Nós, Servidores desta Corte, manifestamos nosso posicionamento em relação à grave crise moral que atingiu o Tribunal, a partir da revelação de condutas antirrepublicanas supostamente praticadas por aqueles que deveriam zelar, exemplarmente, pela preservação incólume da missão constitucional reservada a esta casa.

Sentimo-nos, assim, no dever de apresentar, por meio deste MANIFESTO, propostas que temos debatido já há algum tempo visando ao fortalecimento não só de nossa atividade de controle, como também dos valores éticos que devem ser observados no cumprimento de nossas atribuições institucionais:

1. Escolha de Conselheiros: entendemos que o atual modelo de escolha política dos membros deste Tribunal não pode mais prosperar. Refutamos qualquer indicação futura que se dê por critérios que não sejam objetivamente técnicos e sem respaldo nas condições exigidas pela Constituição Federal, especialmente quanto à reputação dos candidatos. Neste momento, compartilhamos da ideia de que todos os Conselheiros-Substitutos devem atuar no Plenário até a eventual vacância dos cargos dos titulares.

2. Independência do Corpo Técnico: entendemos ser fundamental que o Corpo Técnico do Tribunal exerça suas funções com independência e autonomia e sem ingerência do Corpo Deliberativo. Por isso, propomos:

a) Definição de critérios objetivos mínimos para a indicação do Secretário-Geral de Controle Externo;

b) Extinção de todos os cargos exclusivamente comissionados de livre nomeação (extraquadro) e devolução dos servidores requisitados aos respectivos órgãos de origem;

c) Redução da quantidade e dos valores dos cargos comissionados ocupados por servidores efetivos.

3. Aperfeiçoamento da atividade de controle: entendemos que o modelo de atuação do Tribunal necessita de ampla reformulação, a fim de que se garanta à sociedade um efetivo e regular controle da gestão de recursos públicos.

4. Transparência: defendemos a publicação ativa no portal eletrônico do TCE do inteiro teor de todas as análises processuais, inspeções e auditorias realizadas, bem como a criação de Súmulas de Jurisprudência.

Defendemos, ainda, a divulgação dos dados funcionais (nome, cargo, vínculo e lotação) de todos os servidores do Tribunal, inclusive daqueles lotados em gabinetes.

Por fim, em função da decisão de 07/04/2017 do STJ, que determinou o afastamento dos Conselheiros investigados no âmbito da Operação Quinto do Ouro por 180 dias, defendemos a exoneração dos servidores extraquadro ocupantes de cargos em seus gabinetes e a realocação dos servidores efetivos para a atividade-fim do Tribunal.
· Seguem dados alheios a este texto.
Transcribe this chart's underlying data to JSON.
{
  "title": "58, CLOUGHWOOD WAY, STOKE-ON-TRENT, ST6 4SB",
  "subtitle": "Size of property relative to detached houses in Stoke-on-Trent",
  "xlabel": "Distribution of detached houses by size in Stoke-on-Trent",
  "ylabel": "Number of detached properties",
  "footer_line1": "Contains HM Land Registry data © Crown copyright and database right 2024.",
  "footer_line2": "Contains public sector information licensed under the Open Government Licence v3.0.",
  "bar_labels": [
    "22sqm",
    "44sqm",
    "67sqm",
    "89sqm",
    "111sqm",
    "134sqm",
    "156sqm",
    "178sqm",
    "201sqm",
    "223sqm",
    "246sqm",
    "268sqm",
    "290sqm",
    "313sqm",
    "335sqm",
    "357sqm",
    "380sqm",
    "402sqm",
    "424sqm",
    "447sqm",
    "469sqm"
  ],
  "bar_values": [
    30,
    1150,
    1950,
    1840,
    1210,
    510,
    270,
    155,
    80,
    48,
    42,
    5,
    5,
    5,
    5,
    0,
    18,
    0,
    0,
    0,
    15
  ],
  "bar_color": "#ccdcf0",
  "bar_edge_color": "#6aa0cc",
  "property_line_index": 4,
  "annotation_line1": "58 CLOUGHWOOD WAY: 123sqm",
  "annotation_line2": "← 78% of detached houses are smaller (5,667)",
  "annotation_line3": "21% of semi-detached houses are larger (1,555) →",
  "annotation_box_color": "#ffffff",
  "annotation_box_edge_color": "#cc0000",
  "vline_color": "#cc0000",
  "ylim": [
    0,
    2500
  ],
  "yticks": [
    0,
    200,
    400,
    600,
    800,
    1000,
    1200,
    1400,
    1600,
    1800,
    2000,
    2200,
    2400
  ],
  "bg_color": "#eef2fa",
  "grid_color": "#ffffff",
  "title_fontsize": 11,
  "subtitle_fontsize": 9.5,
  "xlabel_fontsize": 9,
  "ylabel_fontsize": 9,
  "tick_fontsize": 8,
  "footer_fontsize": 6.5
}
E solicitamos a coparticipação do Sindicato na ação judicial já proposta pela Confederação Nacional das Carreiras Típicas de Estado (CONACATE) para o afastamento temporário dos membros e eventuais servidores envolvidos nesses lamentáveis acontecimentos recentemente noticiados, até que todos os fatos sejam devidamente apurados e esclarecidos.

Tais medidas têm por finalidade resguardar a própria atuação do Tribunal, sobre cuja atividade fiscalizadora e julgadora não deve pairar qualquer suspeição. O momento atual exige postura firme de todos aqueles que acreditam na missão desta casa, que jamais deve se afastar do interesse exclusivamente público.